Alternatively, the shield 2 may be made by casting, or any other appropriate metal-forming process known in the art. Likewise, the shield 2 may be part of a reusable mechanical mask which is secured to the turbine blade 1 by means which do not require the destruction of the shield 2 after one use. Once the shield 2 is secured in fixed relation to the turbine blade 1, both may be placed in a coating apparatus similar to that used in the out-of-pack process discussed above. The blade 1 is then heated to a temperature in excess of 1700° F. and aluminum deposition gas is introduced into the apparatus and circulated therein. The circulating gas flows into contact with the airfoil surface 6 and, to a lesser extent, through the holes 13 to the shielded portion of the platform surface 7. Since the aluminum deposition gas deposits aluminum according at a rate proportional to the amount of circulation of the aluminum deposition gas, the circulating gas deposits a greater amount of aluminum on the airfoil surface 6 than on the shielded portion of the blade platform 7.

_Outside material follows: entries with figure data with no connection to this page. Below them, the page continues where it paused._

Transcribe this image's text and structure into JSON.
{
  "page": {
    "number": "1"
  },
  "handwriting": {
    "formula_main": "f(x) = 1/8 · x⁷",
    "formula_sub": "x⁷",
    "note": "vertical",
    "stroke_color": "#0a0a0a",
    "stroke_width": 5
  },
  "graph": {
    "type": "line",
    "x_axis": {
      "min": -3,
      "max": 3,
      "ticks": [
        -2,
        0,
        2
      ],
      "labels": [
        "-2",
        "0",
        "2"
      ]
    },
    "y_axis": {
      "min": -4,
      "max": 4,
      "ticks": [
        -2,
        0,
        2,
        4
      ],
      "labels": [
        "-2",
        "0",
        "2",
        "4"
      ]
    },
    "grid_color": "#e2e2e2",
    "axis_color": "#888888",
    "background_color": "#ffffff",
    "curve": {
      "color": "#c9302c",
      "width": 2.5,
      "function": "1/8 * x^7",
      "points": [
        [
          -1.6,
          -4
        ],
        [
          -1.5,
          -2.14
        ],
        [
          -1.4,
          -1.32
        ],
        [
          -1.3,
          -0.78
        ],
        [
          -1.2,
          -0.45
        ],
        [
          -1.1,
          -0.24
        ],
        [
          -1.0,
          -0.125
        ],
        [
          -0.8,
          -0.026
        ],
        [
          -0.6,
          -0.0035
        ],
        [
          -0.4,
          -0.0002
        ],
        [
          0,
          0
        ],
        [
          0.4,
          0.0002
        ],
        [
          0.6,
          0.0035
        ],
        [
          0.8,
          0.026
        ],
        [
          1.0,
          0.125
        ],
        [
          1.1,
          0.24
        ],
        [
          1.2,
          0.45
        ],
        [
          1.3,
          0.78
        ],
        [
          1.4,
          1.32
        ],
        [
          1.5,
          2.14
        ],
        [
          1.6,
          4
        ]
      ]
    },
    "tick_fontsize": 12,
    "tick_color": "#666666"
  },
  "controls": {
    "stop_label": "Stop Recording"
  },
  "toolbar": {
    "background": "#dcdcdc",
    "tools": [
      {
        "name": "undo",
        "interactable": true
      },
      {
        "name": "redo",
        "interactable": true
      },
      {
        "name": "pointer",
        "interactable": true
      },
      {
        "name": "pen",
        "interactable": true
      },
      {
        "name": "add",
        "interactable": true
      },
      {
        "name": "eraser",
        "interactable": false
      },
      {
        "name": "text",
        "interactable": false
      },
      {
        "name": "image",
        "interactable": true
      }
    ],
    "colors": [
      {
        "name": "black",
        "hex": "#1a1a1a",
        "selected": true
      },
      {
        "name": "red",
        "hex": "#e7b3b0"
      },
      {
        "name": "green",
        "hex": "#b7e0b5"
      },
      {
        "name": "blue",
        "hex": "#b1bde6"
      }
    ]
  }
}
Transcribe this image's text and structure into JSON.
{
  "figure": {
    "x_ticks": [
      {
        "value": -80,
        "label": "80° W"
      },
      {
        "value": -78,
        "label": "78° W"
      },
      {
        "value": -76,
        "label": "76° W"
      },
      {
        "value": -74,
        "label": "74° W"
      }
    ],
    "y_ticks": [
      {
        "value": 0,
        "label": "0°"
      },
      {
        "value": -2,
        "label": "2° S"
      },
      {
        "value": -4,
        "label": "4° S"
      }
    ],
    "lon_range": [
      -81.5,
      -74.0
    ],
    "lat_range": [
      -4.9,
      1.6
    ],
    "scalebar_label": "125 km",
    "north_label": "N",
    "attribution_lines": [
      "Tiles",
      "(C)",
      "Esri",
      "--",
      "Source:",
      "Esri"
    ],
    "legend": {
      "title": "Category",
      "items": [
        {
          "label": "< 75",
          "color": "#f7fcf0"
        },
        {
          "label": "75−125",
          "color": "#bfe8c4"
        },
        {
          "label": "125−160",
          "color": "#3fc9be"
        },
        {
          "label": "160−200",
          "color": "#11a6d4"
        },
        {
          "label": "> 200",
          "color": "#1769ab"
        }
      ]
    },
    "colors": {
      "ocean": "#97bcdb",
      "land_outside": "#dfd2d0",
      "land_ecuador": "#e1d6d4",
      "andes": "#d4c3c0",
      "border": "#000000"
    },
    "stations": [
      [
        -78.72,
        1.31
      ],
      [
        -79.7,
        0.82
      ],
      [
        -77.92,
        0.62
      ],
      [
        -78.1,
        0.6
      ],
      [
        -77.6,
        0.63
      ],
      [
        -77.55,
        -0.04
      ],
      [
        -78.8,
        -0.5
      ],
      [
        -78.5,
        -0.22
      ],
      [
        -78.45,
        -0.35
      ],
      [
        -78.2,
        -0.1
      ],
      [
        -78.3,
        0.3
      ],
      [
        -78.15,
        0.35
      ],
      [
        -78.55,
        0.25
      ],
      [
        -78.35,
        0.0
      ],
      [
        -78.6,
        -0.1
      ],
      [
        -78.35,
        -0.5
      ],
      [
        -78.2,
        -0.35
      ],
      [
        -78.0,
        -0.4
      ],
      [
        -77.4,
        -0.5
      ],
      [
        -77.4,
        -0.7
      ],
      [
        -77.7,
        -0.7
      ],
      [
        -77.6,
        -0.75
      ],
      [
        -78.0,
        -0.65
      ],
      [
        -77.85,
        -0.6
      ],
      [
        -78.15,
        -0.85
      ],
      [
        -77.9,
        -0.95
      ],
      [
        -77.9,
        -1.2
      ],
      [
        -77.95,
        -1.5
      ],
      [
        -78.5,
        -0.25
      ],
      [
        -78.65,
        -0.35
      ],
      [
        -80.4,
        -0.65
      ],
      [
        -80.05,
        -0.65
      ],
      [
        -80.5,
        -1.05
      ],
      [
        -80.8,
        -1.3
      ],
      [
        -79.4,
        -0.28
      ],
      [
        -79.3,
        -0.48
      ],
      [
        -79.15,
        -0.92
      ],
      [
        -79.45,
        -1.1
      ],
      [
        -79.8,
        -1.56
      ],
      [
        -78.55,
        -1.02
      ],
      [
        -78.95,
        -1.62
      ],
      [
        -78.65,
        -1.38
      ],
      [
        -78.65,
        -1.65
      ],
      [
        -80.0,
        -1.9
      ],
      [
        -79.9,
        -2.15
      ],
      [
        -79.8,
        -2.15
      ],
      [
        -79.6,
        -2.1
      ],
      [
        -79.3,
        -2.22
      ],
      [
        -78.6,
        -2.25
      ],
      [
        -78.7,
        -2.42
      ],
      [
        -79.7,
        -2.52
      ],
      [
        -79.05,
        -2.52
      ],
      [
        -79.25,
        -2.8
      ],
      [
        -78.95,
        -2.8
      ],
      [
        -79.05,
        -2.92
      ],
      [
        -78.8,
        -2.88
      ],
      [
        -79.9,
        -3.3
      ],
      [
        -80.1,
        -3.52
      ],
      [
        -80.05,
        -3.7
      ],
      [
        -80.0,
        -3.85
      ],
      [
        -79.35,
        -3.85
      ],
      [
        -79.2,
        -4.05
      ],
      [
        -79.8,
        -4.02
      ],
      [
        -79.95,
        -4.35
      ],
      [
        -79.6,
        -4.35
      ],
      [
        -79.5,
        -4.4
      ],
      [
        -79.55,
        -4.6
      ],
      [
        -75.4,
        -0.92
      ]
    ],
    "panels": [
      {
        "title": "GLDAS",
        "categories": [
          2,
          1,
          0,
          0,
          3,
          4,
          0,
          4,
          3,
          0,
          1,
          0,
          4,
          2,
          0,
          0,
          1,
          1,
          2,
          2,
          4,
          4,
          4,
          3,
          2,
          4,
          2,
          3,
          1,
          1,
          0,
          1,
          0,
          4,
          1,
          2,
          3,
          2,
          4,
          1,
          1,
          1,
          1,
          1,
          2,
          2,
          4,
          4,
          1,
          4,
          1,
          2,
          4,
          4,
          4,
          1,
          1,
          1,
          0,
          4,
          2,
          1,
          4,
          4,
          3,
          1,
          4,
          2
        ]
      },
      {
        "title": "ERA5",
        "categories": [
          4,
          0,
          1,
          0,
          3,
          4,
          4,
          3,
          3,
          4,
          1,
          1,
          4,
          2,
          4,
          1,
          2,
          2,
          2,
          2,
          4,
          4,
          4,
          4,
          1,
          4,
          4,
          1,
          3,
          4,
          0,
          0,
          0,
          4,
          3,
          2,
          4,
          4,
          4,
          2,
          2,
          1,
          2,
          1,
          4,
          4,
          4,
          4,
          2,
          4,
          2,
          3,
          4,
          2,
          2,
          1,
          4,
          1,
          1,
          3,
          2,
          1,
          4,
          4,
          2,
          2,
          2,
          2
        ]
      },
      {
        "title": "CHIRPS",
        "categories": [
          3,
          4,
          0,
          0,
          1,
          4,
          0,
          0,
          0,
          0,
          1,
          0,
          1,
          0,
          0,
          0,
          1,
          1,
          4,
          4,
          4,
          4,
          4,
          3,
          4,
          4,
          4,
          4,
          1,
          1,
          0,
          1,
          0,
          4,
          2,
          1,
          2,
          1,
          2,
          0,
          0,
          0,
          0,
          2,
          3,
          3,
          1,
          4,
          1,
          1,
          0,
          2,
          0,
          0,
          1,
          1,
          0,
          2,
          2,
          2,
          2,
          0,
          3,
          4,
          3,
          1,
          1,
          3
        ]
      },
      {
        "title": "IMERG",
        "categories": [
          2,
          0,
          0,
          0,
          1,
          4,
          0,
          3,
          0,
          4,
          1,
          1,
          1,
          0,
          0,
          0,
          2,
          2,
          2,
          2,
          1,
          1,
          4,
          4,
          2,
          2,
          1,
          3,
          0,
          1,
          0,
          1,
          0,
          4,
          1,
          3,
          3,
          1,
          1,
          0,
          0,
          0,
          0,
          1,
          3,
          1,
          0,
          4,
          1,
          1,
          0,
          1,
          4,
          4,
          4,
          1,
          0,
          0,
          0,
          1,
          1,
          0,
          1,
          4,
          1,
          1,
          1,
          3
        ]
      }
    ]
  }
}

Test results show that the aluminide coating on a turbine blade is 0.5 to 1.2 mils (0.01 to 0.03 mm) thinner on the shielded section of the platform 7 than on the unshielded portions of the turbine blade, which have an aluminide coating thickness of 3.5 mils (0.09 mm). In addition to being significantly thinner than the coating on the airfoil 4, the coating on the platform surface 7 has a typical aluminum content of approximately 18% by weight as compared to approximately 23% by weight aluminum content in the airfoil section coating. As with many aluminides, a higher aluminum content equates with a lower level of ductility, and a brittle coating may be more susceptible to cracking. Therefore, lower aluminum content of the thinner platform coating provides the oxidation and corrosion resistance desired on the blade platform, while at the same time providing sufficient ductility to withstand operational stresses without promoting crack growth in the blade platform substrate.
Although this invention has been shown and described with respect to detailed embodiments thereof, it will be understood by those skilled in the art that various changes in form and detail thereof may be made without departing from the spirit and scope of the claimed invention.